Development of an improved Polygenic Risk Scores (PRS) for complex disorders
Approved Research ID: 93016
Approval date: September 21st 2022
Advances in genomic medicine and analysis tools for the prediction of some diseases through genetic biomarkers have led to improvements in the analysis of the polygenic risk score (PRS). This is achieved by combining the effect size of several SNPs. In many diseases these PRS have already been identified (i.e. neurogenerative diseases, heart disease, breast cancer, diabetes, etc.). In diseases such as schizophrenia, the PRS is able to explain approximately 8% of the risk of developing schizophrenia. Moreover, we know that this early prediction can improve patient care through prevention, active follow-up and genetic counseling consultations, as demonstrated by the study in Finnish population and risk of cardiovascular disease with atherosclerosis. Therefore, prediction using PRS has been shown to increase the ability to predict risk to certain diseases over the classical single SNP approach. The same has been seen in the case of breast cancer, whose prediction by PRS, allows to classify patients into percentiles according to risk, and this has allowed in some countries its incorporation in the clinical routine for breast cancer screening.

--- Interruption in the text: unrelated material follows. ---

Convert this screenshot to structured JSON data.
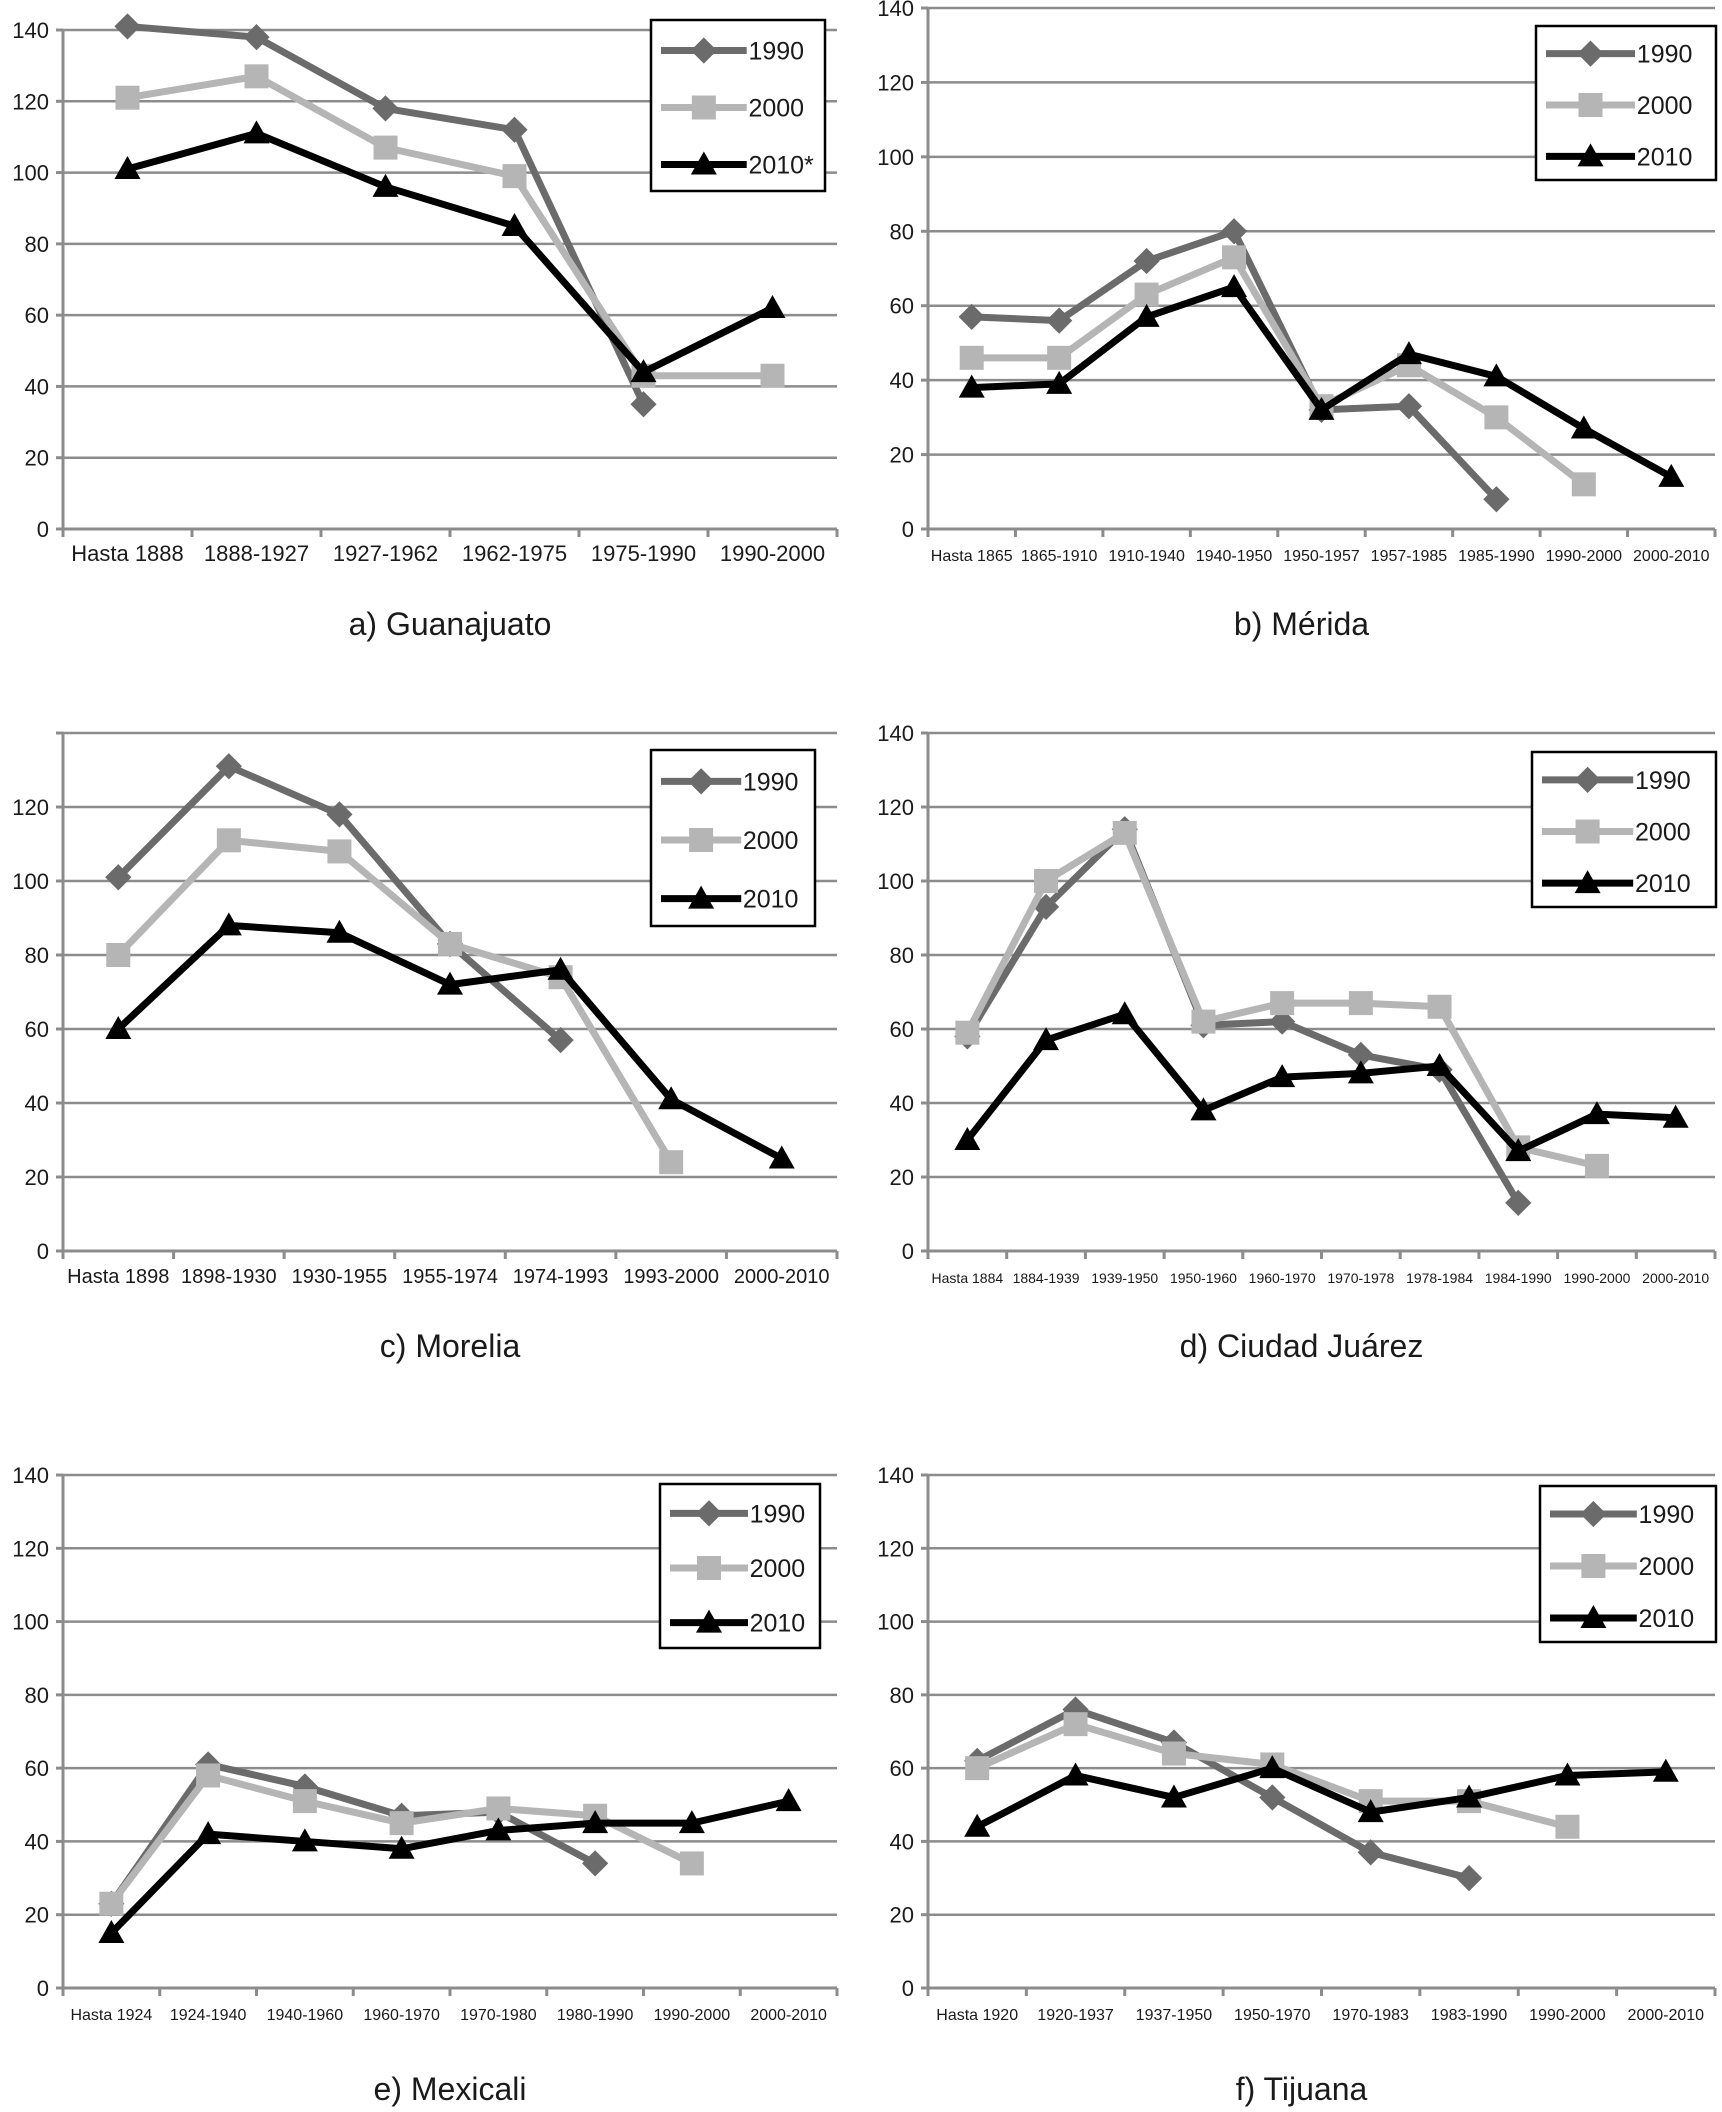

However, the sensitivity and specificity of some algorithms, as well as the lack of including some additional variables, make necessary the development of other algorithms that can improve the existing ones. These algorithms are based on different mathematical models. It should also be taken into account that some PRS can be specific to some populations, so the previous analysis of ethnicities, using different tools, can improve these prediction algorithms.
In addition, the computation of these algorithms may require high computational capacities and CPU memory usage, which makes it necessary to develop more efficient algorithms that are able to perform these calculations and predictions in increasingly shorter times.
Therefore, the aim of this project is to develop, test and validate, using the UK biobank cohort, an algorithm to estimate the genetic risk of several diseases that do not yet have it, as well as to improve some existing algorithms.
ADNTRO has a database of more than 10,000 samples from consenting individuals to develop an algorithm for predicting susceptibility to various diseases. Therefore, the main objective is to validate this algorithm with the UKbiobank data, publish the results and make this algorithm freely available to all researchers and professionals who may find it useful.